Protein KIC5 is a novel regulator of artemisinin stress response in the malaria parasite Plasmodium falciparum

Artemisinin combination therapies (ACTs) have led to a significant decrease in Plasmodium falciparum malaria mortality. This progress is now threatened by emerging artemisinin resistance (ART-R) linked originally in SE Asia to polymorphisms in the Kelch propeller protein (K13) and more recently to several other seemingly unrelated genetic mutations. To better understand the parasite response to ART, we are characterizing a P. falciparum mutant with altered sensitivity to ART that was created via piggyBac transposon mutagenesis. The transposon inserted near the putative transcription start site of a gene defined as a Plasmodium-conserved gene of unknown function, now functionally linked to K13 as the Kelch13 Interacting Candidate 5 protein (KIC5). Phenotype analysis of the KIC5 mutant during intraerythrocytic asexual development identified transcriptional changes associated with DNA stress response and altered mitochondrial metabolism, linking dysregulation of the KIC5 gene to the parasite's ability to respond to ART exposure.

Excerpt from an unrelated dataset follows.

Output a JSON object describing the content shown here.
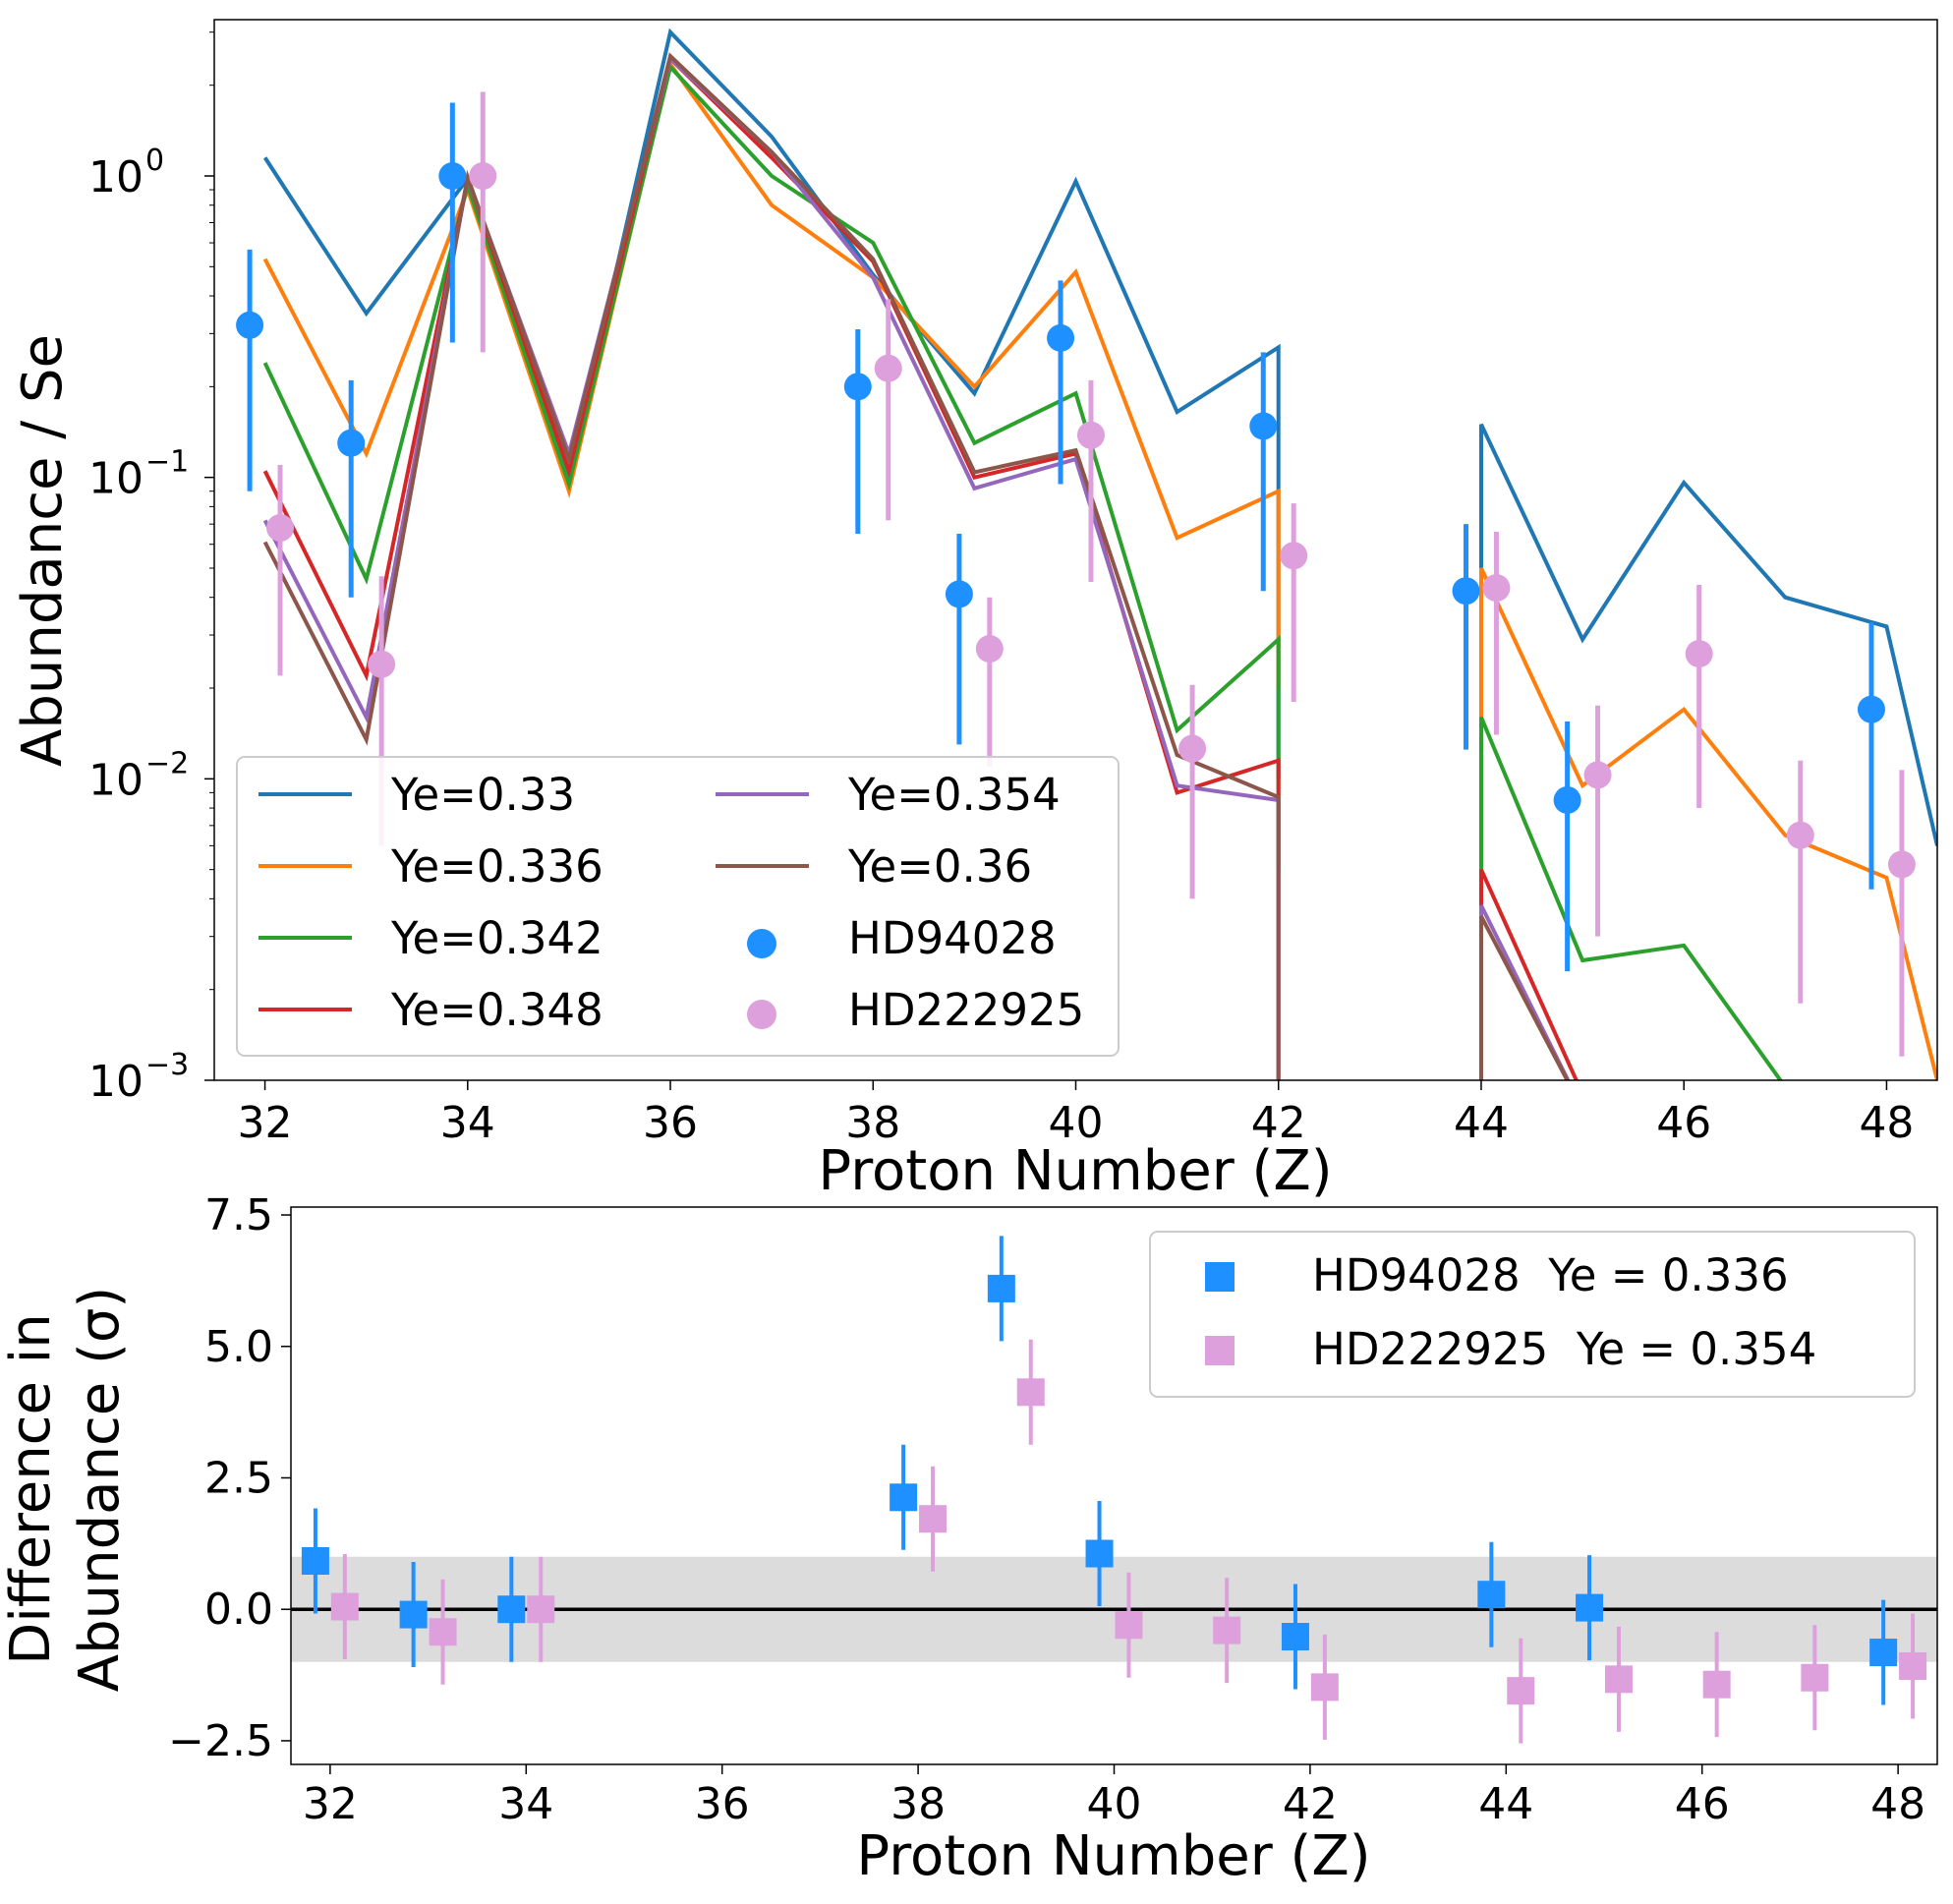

Through characterization of the KIC5 transcriptome, we hypothesize that this gene may be essential under ART exposure to manage gene expression of the wild-type stress response at early ring stage, thereby providing a better understanding of the parasite's processes that can alter ART sensitivity.

Automated summary

Artemisinin combination therapies (ACTs) have reduced malaria mortality, but emerging artemisinin resistance (ART-R) poses a threat. We studied a P. falciparum mutant with altered ART sensitivity and found that the KIC5 gene is linked to artemisinin resistance and is involved in regulating the parasite's stress response and mitochondrial metabolism.